Find \( \frac{dy}{dx} \) if \( y = x^x + a^x \).

Hint:

When differentiating a function of the form \(f(x)^{g(x)}\), always use logarithmic differentiation. Do not confuse it with the power rule (\(x^n\)) or the exponential rule (\(a^x\)).

Answer 1

This function is a sum of two parts. We will differentiate each part separately. Let \( u = x^x \) and \( v = a^x \), so \( y = u + v \).
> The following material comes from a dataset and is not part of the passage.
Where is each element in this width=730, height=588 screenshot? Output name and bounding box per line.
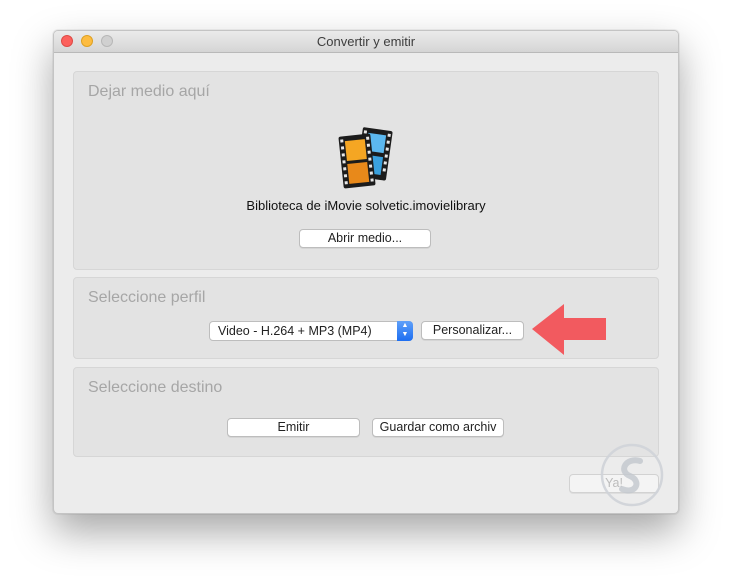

Then \( \frac{dy}{dx} = \frac{du}{dx} + \frac{dv}{dx} \).
Step 1: Differentiate \( u = x^x \).
This requires logarithmic differentiation. \[ \ln u = \ln(x^x) = x \ln x \] Differentiating both sides with respect to \( x \): \[ \frac{1}{u} \frac{du}{dx} = (1)(\ln x) + x\left(\frac{1}{x}\right) = \ln x + 1 \] \[ \frac{du}{dx} = u(1 + \ln x) = x^x(1 + \ln x) \] Step 2: Differentiate \( v = a^x \).
This is a standard derivative of an exponential function. \[ \frac{dv}{dx} = a^x \ln a \] Step 3: Combine the results. \[ \frac{dy}{dx} = \frac{du}{dx} + \frac{dv}{dx} = x^x(1 + \ln x) + a^x \ln a \]